Although C/SiOx (0 < x ≤ 2) composites are considered promising candidates as next-generation anode materials, their lower initial Coulombic efficiency and poor cycling stability seriously limit their commercial applications. In this study, a smooth porous Al2O3 protective layer containing pure Al is introduced onto the surfaces of porous C/SiO2 composites and the inside walls of their pores to prepare Al-doped porous C/SiO2 composites via a high-temperature solid-state method. This porous Al/Al2O3 two-phase network, ∼4 nm in thickness, is effective in obstructing the formation of a thick solid-electrolyte interface film and the dissolution of electrode materials by HF during cycling, thus significantly heightening the initial Coulombic efficiency and cycling stability of the porous C/SiO2 electrode. The pure Al nanoparticles in this Al/Al2O3 nanonetwork also enhance the electronic conductivity of the Al2O3 protective layer.
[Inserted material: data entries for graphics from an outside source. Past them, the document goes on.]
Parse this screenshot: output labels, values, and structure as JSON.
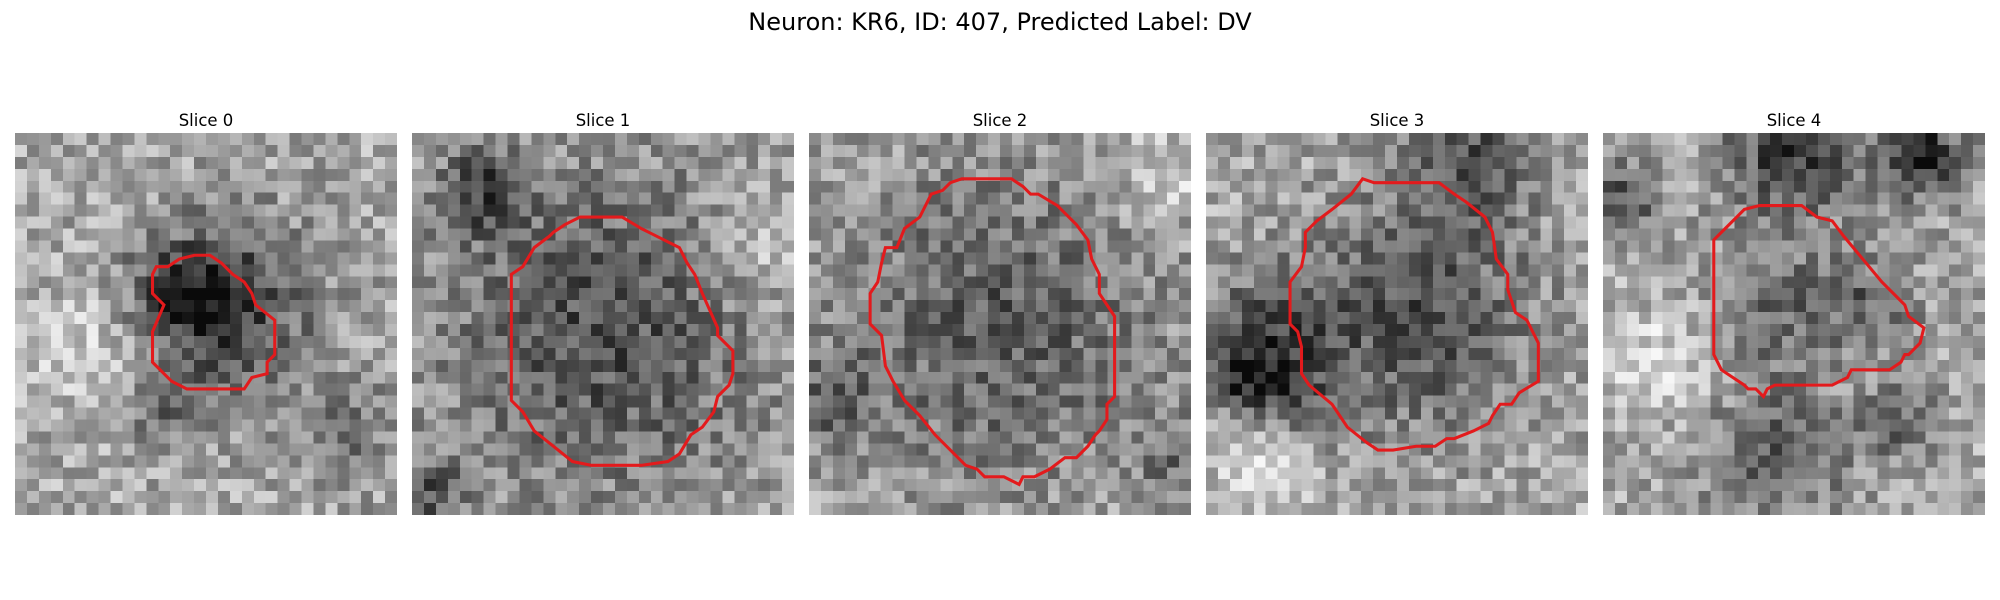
{
  "figure": {
    "title": "Neuron: KR6, ID: 407, Predicted Label: DV"
  },
  "panels": [
    {
      "title": "Slice 0",
      "seed": 11,
      "blobs": [
        [
          0.55,
          0.45,
          0.16,
          -0.45
        ],
        [
          0.42,
          0.42,
          0.08,
          -0.3
        ],
        [
          0.4,
          0.72,
          0.07,
          -0.25
        ],
        [
          0.86,
          0.78,
          0.1,
          -0.2
        ],
        [
          0.2,
          0.55,
          0.12,
          0.15
        ]
      ],
      "contour": [
        [
          0.39,
          0.45
        ],
        [
          0.36,
          0.42
        ],
        [
          0.36,
          0.37
        ],
        [
          0.37,
          0.35
        ],
        [
          0.4,
          0.35
        ],
        [
          0.43,
          0.33
        ],
        [
          0.47,
          0.32
        ],
        [
          0.51,
          0.32
        ],
        [
          0.54,
          0.34
        ],
        [
          0.57,
          0.37
        ],
        [
          0.6,
          0.39
        ],
        [
          0.62,
          0.42
        ],
        [
          0.63,
          0.45
        ],
        [
          0.68,
          0.49
        ],
        [
          0.68,
          0.58
        ],
        [
          0.66,
          0.6
        ],
        [
          0.66,
          0.63
        ],
        [
          0.62,
          0.64
        ],
        [
          0.6,
          0.67
        ],
        [
          0.52,
          0.67
        ],
        [
          0.45,
          0.67
        ],
        [
          0.41,
          0.65
        ],
        [
          0.39,
          0.63
        ],
        [
          0.36,
          0.6
        ],
        [
          0.36,
          0.52
        ]
      ]
    },
    {
      "seed": 23,
      "title": "Slice 1",
      "blobs": [
        [
          0.5,
          0.52,
          0.3,
          -0.35
        ],
        [
          0.18,
          0.15,
          0.08,
          -0.35
        ],
        [
          0.05,
          0.95,
          0.07,
          -0.3
        ],
        [
          0.92,
          0.3,
          0.1,
          0.2
        ]
      ],
      "contour": [
        [
          0.26,
          0.37
        ],
        [
          0.29,
          0.35
        ],
        [
          0.32,
          0.3
        ],
        [
          0.36,
          0.27
        ],
        [
          0.37,
          0.26
        ],
        [
          0.4,
          0.24
        ],
        [
          0.44,
          0.22
        ],
        [
          0.46,
          0.22
        ],
        [
          0.55,
          0.22
        ],
        [
          0.6,
          0.25
        ],
        [
          0.62,
          0.26
        ],
        [
          0.7,
          0.3
        ],
        [
          0.72,
          0.34
        ],
        [
          0.74,
          0.37
        ],
        [
          0.76,
          0.42
        ],
        [
          0.8,
          0.51
        ],
        [
          0.8,
          0.53
        ],
        [
          0.84,
          0.57
        ],
        [
          0.84,
          0.63
        ],
        [
          0.83,
          0.66
        ],
        [
          0.8,
          0.69
        ],
        [
          0.79,
          0.73
        ],
        [
          0.76,
          0.77
        ],
        [
          0.73,
          0.79
        ],
        [
          0.7,
          0.84
        ],
        [
          0.67,
          0.86
        ],
        [
          0.6,
          0.87
        ],
        [
          0.47,
          0.87
        ],
        [
          0.42,
          0.86
        ],
        [
          0.37,
          0.82
        ],
        [
          0.32,
          0.78
        ],
        [
          0.29,
          0.73
        ],
        [
          0.26,
          0.7
        ],
        [
          0.26,
          0.5
        ],
        [
          0.26,
          0.42
        ]
      ]
    },
    {
      "seed": 37,
      "title": "Slice 2",
      "blobs": [
        [
          0.5,
          0.5,
          0.3,
          -0.3
        ],
        [
          0.05,
          0.7,
          0.09,
          -0.25
        ],
        [
          0.95,
          0.85,
          0.07,
          -0.2
        ],
        [
          0.92,
          0.12,
          0.08,
          0.2
        ]
      ],
      "contour": [
        [
          0.23,
          0.3
        ],
        [
          0.25,
          0.25
        ],
        [
          0.29,
          0.22
        ],
        [
          0.32,
          0.16
        ],
        [
          0.35,
          0.15
        ],
        [
          0.37,
          0.13
        ],
        [
          0.4,
          0.12
        ],
        [
          0.44,
          0.12
        ],
        [
          0.53,
          0.12
        ],
        [
          0.56,
          0.14
        ],
        [
          0.58,
          0.16
        ],
        [
          0.6,
          0.16
        ],
        [
          0.65,
          0.19
        ],
        [
          0.7,
          0.24
        ],
        [
          0.73,
          0.28
        ],
        [
          0.74,
          0.33
        ],
        [
          0.76,
          0.37
        ],
        [
          0.76,
          0.42
        ],
        [
          0.8,
          0.48
        ],
        [
          0.8,
          0.69
        ],
        [
          0.78,
          0.71
        ],
        [
          0.78,
          0.75
        ],
        [
          0.76,
          0.78
        ],
        [
          0.75,
          0.79
        ],
        [
          0.73,
          0.82
        ],
        [
          0.7,
          0.85
        ],
        [
          0.67,
          0.85
        ],
        [
          0.63,
          0.88
        ],
        [
          0.59,
          0.9
        ],
        [
          0.56,
          0.9
        ],
        [
          0.55,
          0.92
        ],
        [
          0.51,
          0.9
        ],
        [
          0.48,
          0.9
        ],
        [
          0.46,
          0.9
        ],
        [
          0.44,
          0.88
        ],
        [
          0.41,
          0.87
        ],
        [
          0.37,
          0.83
        ],
        [
          0.33,
          0.79
        ],
        [
          0.29,
          0.74
        ],
        [
          0.25,
          0.7
        ],
        [
          0.22,
          0.65
        ],
        [
          0.2,
          0.61
        ],
        [
          0.19,
          0.53
        ],
        [
          0.16,
          0.5
        ],
        [
          0.16,
          0.42
        ],
        [
          0.18,
          0.39
        ],
        [
          0.19,
          0.34
        ],
        [
          0.2,
          0.3
        ]
      ]
    },
    {
      "seed": 53,
      "title": "Slice 3",
      "blobs": [
        [
          0.55,
          0.48,
          0.22,
          -0.35
        ],
        [
          0.15,
          0.55,
          0.12,
          -0.35
        ],
        [
          0.1,
          0.65,
          0.06,
          -0.3
        ],
        [
          0.7,
          0.05,
          0.12,
          -0.3
        ],
        [
          0.22,
          0.72,
          0.08,
          -0.2
        ],
        [
          0.15,
          0.85,
          0.1,
          0.25
        ]
      ],
      "contour": [
        [
          0.26,
          0.26
        ],
        [
          0.29,
          0.23
        ],
        [
          0.33,
          0.2
        ],
        [
          0.38,
          0.16
        ],
        [
          0.41,
          0.12
        ],
        [
          0.44,
          0.13
        ],
        [
          0.51,
          0.13
        ],
        [
          0.61,
          0.13
        ],
        [
          0.65,
          0.16
        ],
        [
          0.68,
          0.18
        ],
        [
          0.73,
          0.22
        ],
        [
          0.75,
          0.26
        ],
        [
          0.76,
          0.33
        ],
        [
          0.79,
          0.37
        ],
        [
          0.79,
          0.41
        ],
        [
          0.81,
          0.47
        ],
        [
          0.84,
          0.49
        ],
        [
          0.87,
          0.55
        ],
        [
          0.87,
          0.63
        ],
        [
          0.87,
          0.65
        ],
        [
          0.82,
          0.68
        ],
        [
          0.8,
          0.71
        ],
        [
          0.77,
          0.71
        ],
        [
          0.75,
          0.74
        ],
        [
          0.74,
          0.76
        ],
        [
          0.7,
          0.78
        ],
        [
          0.65,
          0.8
        ],
        [
          0.63,
          0.8
        ],
        [
          0.6,
          0.82
        ],
        [
          0.55,
          0.82
        ],
        [
          0.49,
          0.83
        ],
        [
          0.45,
          0.83
        ],
        [
          0.42,
          0.81
        ],
        [
          0.37,
          0.77
        ],
        [
          0.33,
          0.71
        ],
        [
          0.27,
          0.66
        ],
        [
          0.25,
          0.63
        ],
        [
          0.25,
          0.56
        ],
        [
          0.24,
          0.52
        ],
        [
          0.22,
          0.5
        ],
        [
          0.22,
          0.39
        ],
        [
          0.25,
          0.35
        ],
        [
          0.26,
          0.3
        ]
      ]
    },
    {
      "seed": 71,
      "title": "Slice 4",
      "blobs": [
        [
          0.5,
          0.05,
          0.12,
          -0.45
        ],
        [
          0.83,
          0.05,
          0.08,
          -0.5
        ],
        [
          0.05,
          0.18,
          0.07,
          -0.35
        ],
        [
          0.45,
          0.45,
          0.12,
          -0.25
        ],
        [
          0.7,
          0.45,
          0.09,
          -0.25
        ],
        [
          0.45,
          0.85,
          0.13,
          -0.3
        ],
        [
          0.78,
          0.75,
          0.08,
          -0.25
        ],
        [
          0.15,
          0.6,
          0.1,
          0.2
        ]
      ],
      "contour": [
        [
          0.29,
          0.28
        ],
        [
          0.32,
          0.25
        ],
        [
          0.35,
          0.22
        ],
        [
          0.37,
          0.2
        ],
        [
          0.41,
          0.19
        ],
        [
          0.45,
          0.19
        ],
        [
          0.52,
          0.19
        ],
        [
          0.56,
          0.22
        ],
        [
          0.6,
          0.23
        ],
        [
          0.63,
          0.27
        ],
        [
          0.68,
          0.33
        ],
        [
          0.73,
          0.39
        ],
        [
          0.77,
          0.43
        ],
        [
          0.79,
          0.45
        ],
        [
          0.8,
          0.48
        ],
        [
          0.84,
          0.51
        ],
        [
          0.83,
          0.55
        ],
        [
          0.8,
          0.58
        ],
        [
          0.79,
          0.58
        ],
        [
          0.78,
          0.6
        ],
        [
          0.75,
          0.62
        ],
        [
          0.67,
          0.62
        ],
        [
          0.65,
          0.62
        ],
        [
          0.64,
          0.64
        ],
        [
          0.62,
          0.65
        ],
        [
          0.6,
          0.66
        ],
        [
          0.55,
          0.66
        ],
        [
          0.47,
          0.66
        ],
        [
          0.45,
          0.66
        ],
        [
          0.43,
          0.67
        ],
        [
          0.42,
          0.69
        ],
        [
          0.4,
          0.67
        ],
        [
          0.38,
          0.67
        ],
        [
          0.37,
          0.66
        ],
        [
          0.34,
          0.64
        ],
        [
          0.31,
          0.62
        ],
        [
          0.29,
          0.58
        ],
        [
          0.29,
          0.47
        ],
        [
          0.29,
          0.38
        ]
      ]
    }
  ],
  "style": {
    "contour_color": "#e31a1c"
  }
}
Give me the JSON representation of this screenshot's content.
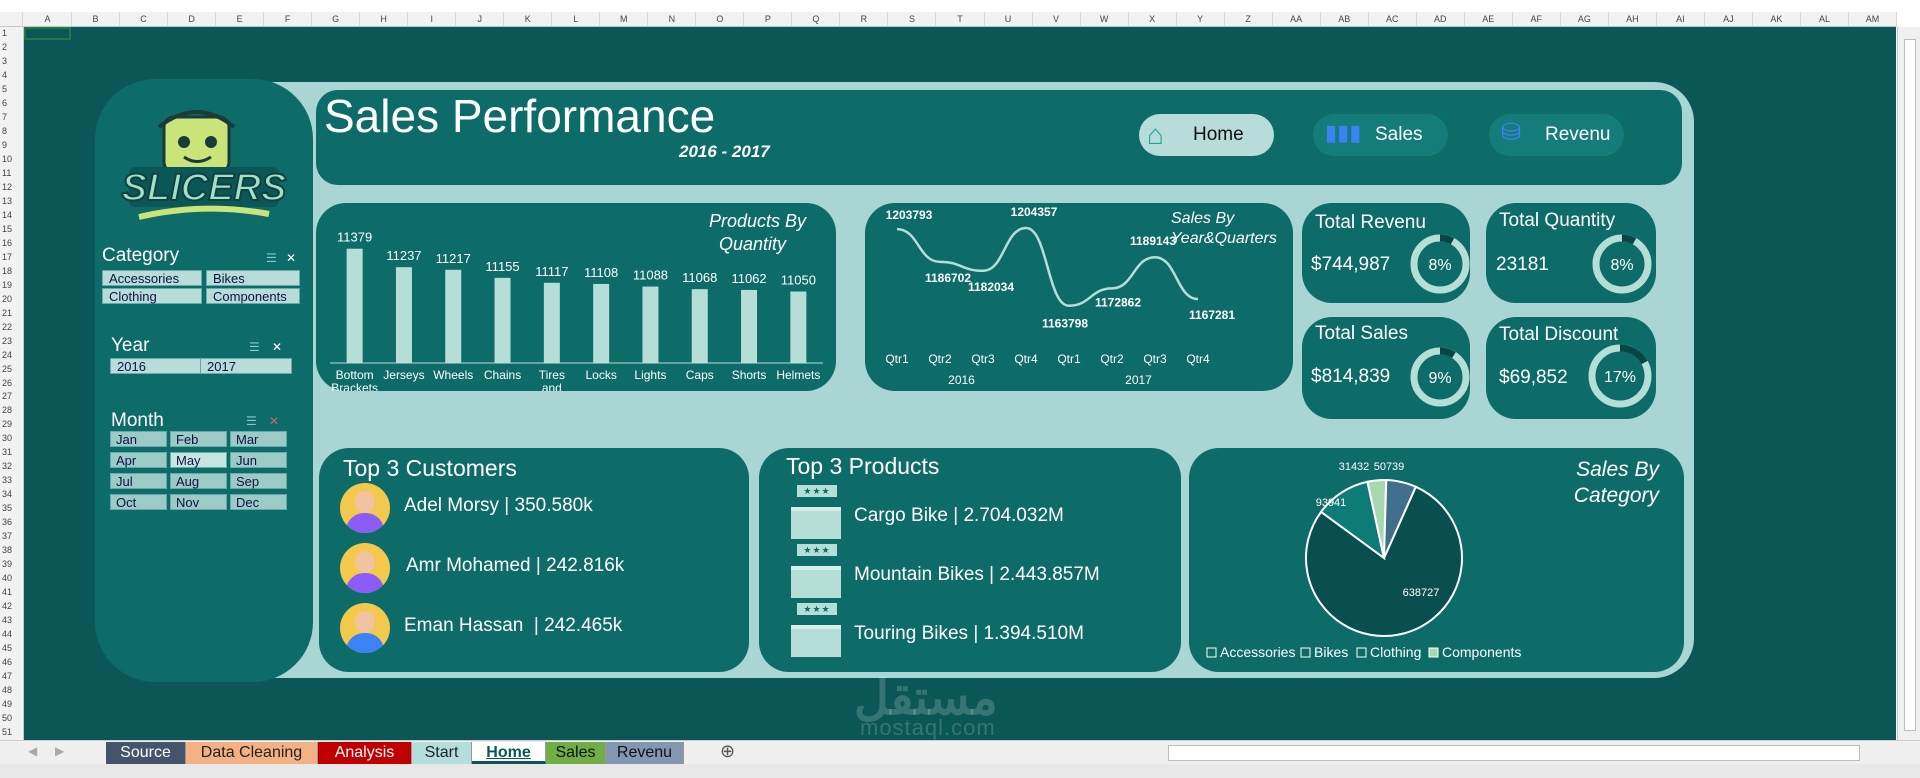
{
  "sheet": {
    "columns": [
      "A",
      "B",
      "C",
      "D",
      "E",
      "F",
      "G",
      "H",
      "I",
      "J",
      "K",
      "L",
      "M",
      "N",
      "O",
      "P",
      "Q",
      "R",
      "S",
      "T",
      "U",
      "V",
      "W",
      "X",
      "Y",
      "Z",
      "AA",
      "AB",
      "AC",
      "AD",
      "AE",
      "AF",
      "AG",
      "AH",
      "AI",
      "AJ",
      "AK",
      "AL",
      "AM"
    ],
    "rows": [
      "1",
      "2",
      "3",
      "4",
      "5",
      "6",
      "7",
      "8",
      "9",
      "10",
      "11",
      "12",
      "13",
      "14",
      "15",
      "16",
      "17",
      "18",
      "19",
      "20",
      "21",
      "22",
      "23",
      "24",
      "25",
      "26",
      "27",
      "28",
      "29",
      "30",
      "31",
      "32",
      "33",
      "34",
      "35",
      "36",
      "37",
      "38",
      "39",
      "40",
      "41",
      "42",
      "43",
      "44",
      "45",
      "46",
      "47",
      "48",
      "49",
      "50",
      "51"
    ],
    "tabs": [
      {
        "label": "Source",
        "bg": "#44546a",
        "fg": "#ffffff"
      },
      {
        "label": "Data Cleaning",
        "bg": "#f4b183",
        "fg": "#222222"
      },
      {
        "label": "Analysis",
        "bg": "#c00000",
        "fg": "#ffffff"
      },
      {
        "label": "Start",
        "bg": "#b4dedc",
        "fg": "#222222"
      },
      {
        "label": "Home",
        "bg": "#ffffff",
        "fg": "#0b5656"
      },
      {
        "label": "Sales",
        "bg": "#70ad47",
        "fg": "#111111"
      },
      {
        "label": "Revenu",
        "bg": "#8497b0",
        "fg": "#111111"
      }
    ],
    "active_tab": "Home"
  },
  "dashboard": {
    "title": "Sales Performance",
    "subtitle": "2016 - 2017",
    "logo_text": "SLICERS",
    "nav": [
      {
        "label": "Home",
        "icon": "home-icon"
      },
      {
        "label": "Sales",
        "icon": "bar-chart-icon"
      },
      {
        "label": "Revenu",
        "icon": "coins-icon"
      }
    ],
    "slicers": {
      "category": {
        "title": "Category",
        "items": [
          "Accessories",
          "Bikes",
          "Clothing",
          "Components"
        ]
      },
      "year": {
        "title": "Year",
        "items": [
          "2016",
          "2017"
        ]
      },
      "month": {
        "title": "Month",
        "items": [
          "Jan",
          "Feb",
          "Mar",
          "Apr",
          "May",
          "Jun",
          "Jul",
          "Aug",
          "Sep",
          "Oct",
          "Nov",
          "Dec"
        ],
        "selected": "May"
      }
    },
    "kpis": {
      "total_revenu": {
        "title": "Total Revenu",
        "value": "$744,987",
        "pct": "8%",
        "fraction": 0.08
      },
      "total_quantity": {
        "title": "Total Quantity",
        "value": "23181",
        "pct": "8%",
        "fraction": 0.08
      },
      "total_sales": {
        "title": "Total Sales",
        "value": "$814,839",
        "pct": "9%",
        "fraction": 0.09
      },
      "total_discount": {
        "title": "Total Discount",
        "value": "$69,852",
        "pct": "17%",
        "fraction": 0.17
      }
    },
    "top_customers": {
      "title": "Top 3 Customers",
      "items": [
        "Adel Morsy | 350.580k",
        "Amr Mohamed | 242.816k",
        "Eman Hassan  | 242.465k"
      ]
    },
    "top_products": {
      "title": "Top 3 Products",
      "items": [
        "Cargo Bike | 2.704.032M",
        "Mountain Bikes | 2.443.857M",
        "Touring Bikes | 1.394.510M"
      ]
    },
    "watermark": {
      "arabic": "مستقل",
      "latin": "mostaql.com"
    }
  },
  "chart_data": [
    {
      "type": "bar",
      "title": "Products By Quantity",
      "categories": [
        "Bottom Brackets",
        "Jerseys",
        "Wheels",
        "Chains",
        "Tires and Tubes",
        "Locks",
        "Lights",
        "Caps",
        "Shorts",
        "Helmets"
      ],
      "values": [
        11379,
        11237,
        11217,
        11155,
        11117,
        11108,
        11088,
        11068,
        11062,
        11050
      ],
      "color": "#b6ded9"
    },
    {
      "type": "line",
      "title": "Sales By Year&Quarters",
      "categories": [
        "Qtr1",
        "Qtr2",
        "Qtr3",
        "Qtr4",
        "Qtr1",
        "Qtr2",
        "Qtr3",
        "Qtr4"
      ],
      "groups": [
        "2016",
        "2017"
      ],
      "values": [
        1203793,
        1186702,
        1182034,
        1204357,
        1163798,
        1172862,
        1189143,
        1167281
      ],
      "color": "#b6ded9"
    },
    {
      "type": "pie",
      "title": "Sales By Category",
      "legend": [
        "Accessories",
        "Bikes",
        "Clothing",
        "Components"
      ],
      "slices": [
        {
          "name": "Bikes",
          "value": 638727,
          "color": "#0a4f4f"
        },
        {
          "name": "Clothing",
          "value": 93941,
          "color": "#0f7b77"
        },
        {
          "name": "Components",
          "value": 31432,
          "color": "#a8d8b0"
        },
        {
          "name": "Accessories",
          "value": 50739,
          "color": "#3f6f8a"
        }
      ]
    }
  ]
}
When used as anode materials for Li-ion batteries, the resulting composites deliver a reversible specific capacity of 1385 mAh/g at a current density of 0.1 A/g, with an improved initial Coulombic efficiency of 80.47%, compared to that of porous C/SiO2 (41.90%). Even at 1.6 A/g, the specific capacity is also maintained at 583.1 mAh/g with a capacity loss of only 4.08% after 1200 cycles.